Question avec demande de réponse écrite à la Commission
Article 130 du règlement

Les Accords de libre-échange en cours de négociation ont pour finalité la création de « chaînes de valeur mondialisées » : l’Union Européenne considère le libre-échange comme une chance pour l’emploi en Europe. Or de nombreux pays partenaires ne sont pas signataires des conventions de l’OIT qui fixent des normes de travail a minima ; et ces normes ne peuvent être systématiquement inclues dans les accords, puisque leur respect reste de l’ordre de la souveraineté nationale.

Les pays partenaires ne respectent généralement que des normes sociales a minima, lesquelles se retrouvent de facto acceptées par l’ensemble des partenaires :

– la Commission ne peut-elle pas reconnaître que les droits sociaux européens sont inéluctablement affaiblis par de tels accords ?

Réponse donnée par Mme Malmström au nom de la Commission (4.8.2016)

La Commission renvoie l’honorable parlementaire à la réponse donnée à la question E‑003306/2016.

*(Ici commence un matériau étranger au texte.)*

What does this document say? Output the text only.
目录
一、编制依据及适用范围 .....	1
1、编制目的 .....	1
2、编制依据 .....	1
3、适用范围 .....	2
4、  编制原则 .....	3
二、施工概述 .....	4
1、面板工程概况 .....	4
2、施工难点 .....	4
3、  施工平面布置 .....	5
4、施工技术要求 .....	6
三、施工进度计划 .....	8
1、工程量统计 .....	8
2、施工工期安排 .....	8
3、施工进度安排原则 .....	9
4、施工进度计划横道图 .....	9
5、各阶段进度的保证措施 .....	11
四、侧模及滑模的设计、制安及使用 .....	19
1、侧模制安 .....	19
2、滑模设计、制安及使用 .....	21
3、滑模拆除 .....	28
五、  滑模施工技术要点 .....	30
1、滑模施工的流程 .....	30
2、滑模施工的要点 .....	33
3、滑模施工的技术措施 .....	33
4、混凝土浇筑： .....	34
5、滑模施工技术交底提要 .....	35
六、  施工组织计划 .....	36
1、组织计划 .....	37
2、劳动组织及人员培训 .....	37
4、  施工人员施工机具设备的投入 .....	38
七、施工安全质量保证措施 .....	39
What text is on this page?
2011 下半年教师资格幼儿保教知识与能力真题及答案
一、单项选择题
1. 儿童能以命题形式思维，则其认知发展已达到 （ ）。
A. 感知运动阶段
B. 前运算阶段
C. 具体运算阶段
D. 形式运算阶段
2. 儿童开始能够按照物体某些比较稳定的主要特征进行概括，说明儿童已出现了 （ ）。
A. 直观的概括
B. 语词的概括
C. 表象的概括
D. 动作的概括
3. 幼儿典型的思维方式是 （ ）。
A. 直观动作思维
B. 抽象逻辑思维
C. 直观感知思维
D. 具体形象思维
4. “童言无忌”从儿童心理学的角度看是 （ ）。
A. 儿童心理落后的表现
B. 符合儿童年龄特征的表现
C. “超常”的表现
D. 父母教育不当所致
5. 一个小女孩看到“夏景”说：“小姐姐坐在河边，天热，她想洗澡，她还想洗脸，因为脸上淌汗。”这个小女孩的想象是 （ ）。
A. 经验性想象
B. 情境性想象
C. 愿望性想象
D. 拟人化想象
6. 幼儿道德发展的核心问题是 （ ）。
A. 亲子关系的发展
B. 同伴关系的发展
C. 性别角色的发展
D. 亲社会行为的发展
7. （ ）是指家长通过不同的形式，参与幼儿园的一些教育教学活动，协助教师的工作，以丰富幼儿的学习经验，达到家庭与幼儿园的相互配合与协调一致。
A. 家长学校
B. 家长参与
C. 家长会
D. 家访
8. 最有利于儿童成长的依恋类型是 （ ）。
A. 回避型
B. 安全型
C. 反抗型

Les dispositions complètes sur le commerce et le développement durable comprises dans tous les accords de libre-échange (ALE) récemment conclus entre l’Union européenne et des pays tiers imposent des règles de conduite fermes en ce qui concerne le droit intérieur de chaque partie sur les questions relatives au travail et à l’environnement. Ces dispositions prévoient que la législation intérieure ne peut pas établir de normes moins strictes qu’un ensemble de règles essentielles internationalement reconnues (normes fondamentales du travail, principaux accords multilatéraux sur l’environnement). Les signataires de ces ALE s’engagent à appliquer sans réserve la législation intérieure en matière de travail et d’environnement et à ne pas y déroger en vue d’attirer abusivement les échanges commerciaux ou les investissements. De plus, ils s’engagent à ne pas utiliser les normes sur l’environnement et le travail à des fins protectionnistes.

La Commission s’attache à inclure ces dispositions dans toutes les négociations actuelles d’ALE.